RE: WS-CDL questions

Nick:

Actually, I am not really back, just trying to understand your work
informally. 

>It would be nicer though to
>have you in the group where you could help us with CDL ;->
Hum...is that an invitation? Sounds like you have a lot of brain power
already. I don't know if I am capable of adding anything to your work.

>Anyhow, you are raising some very interesting questions and as Steve
has
>said earlier we are going to log issues (if they don't already exist)
based
>on your feedback and all other feedback we get from the public list.

Actually, I was expecting a more substantive response, I guess we did
not have an agreed upon choreography in place and it sounds like you
took an unforeseen exception path in somewhat basic unit of work. I
would hate to have this choreography park.
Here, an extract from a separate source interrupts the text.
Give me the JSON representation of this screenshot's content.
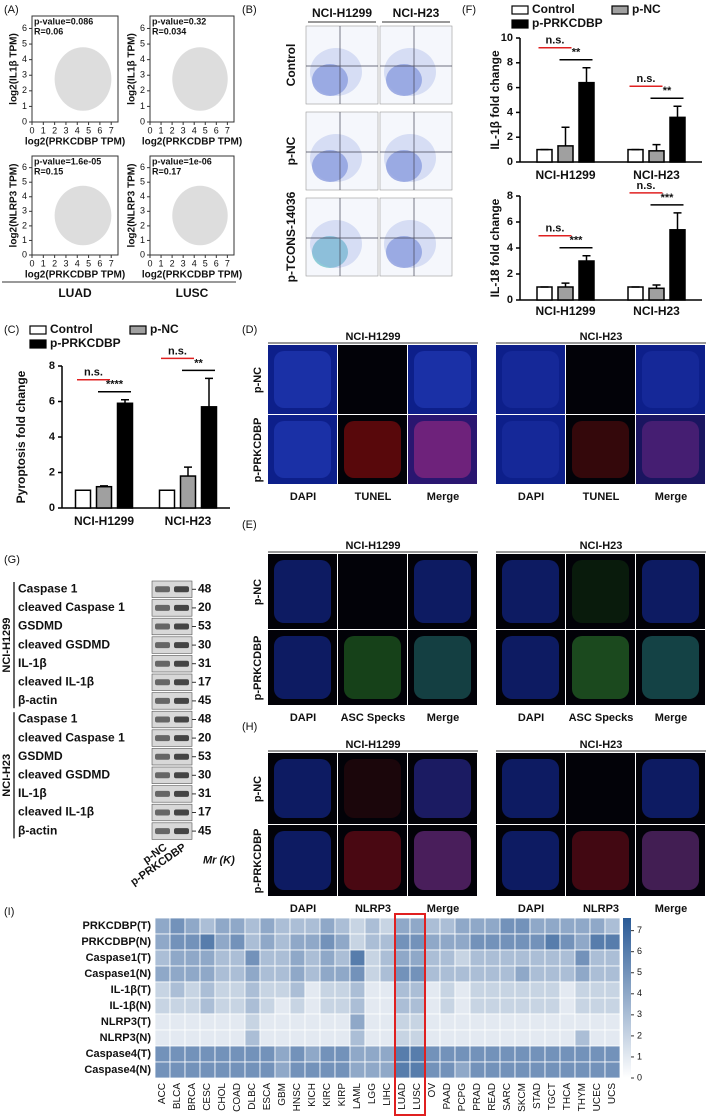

It would be really great if you have some time and could compensate with
an answer to these questions, as I really did not mean to raise any
issue. At least I cannot see where I raised an issue or did I?

JJ-


> Interactions are bound to WSDL operations, as I understand the current
> draft. This implies a few things and some questions:
>
> WS-CDL must be associated to some abstract WSDL service definitions
> (port types but not ports)? Concrete WSDL defined by each participant
> must built on this abstract WSDL?
>
> Why specify a message type in the interaction? Why not in the
associated
> WSDL? Could they be different? How do you guaranty that they cannot be
> different if specified in two different places?
>
> As I understand it, the only operations that will be referenced are
> One-Way and Request/Response, no Notifcation and Sollicite-Response
will
> be needed/allowed? I understand why you do that, but this is a big
> departure from WSDL itself?
>
> A comment with respect to state alignment and work unit. It looks like
> the granularity at which isAligned() can be used is too big and that
> could defeat the purpose of work units along with state alignment
which
> are otherwise very useful concepts. BPSS offers alignment at the
message
> level (it is not because you received a message that this message is
> understood as valid and can be processed by the receiver). If no
> protocol is available to notify the sender of potential standard
errors
> for each message, then these error notifications must be implemented
in
> the choreography itself. This is not a satisfying solution, because
you
> end up acking the ack. As I learned it, it is only through the use of
> widely agreed upon and structurally constant signals that you can
really
> guarantee state alignment otherwise, I am under the impression that it
> will remain a wish rather than a fact.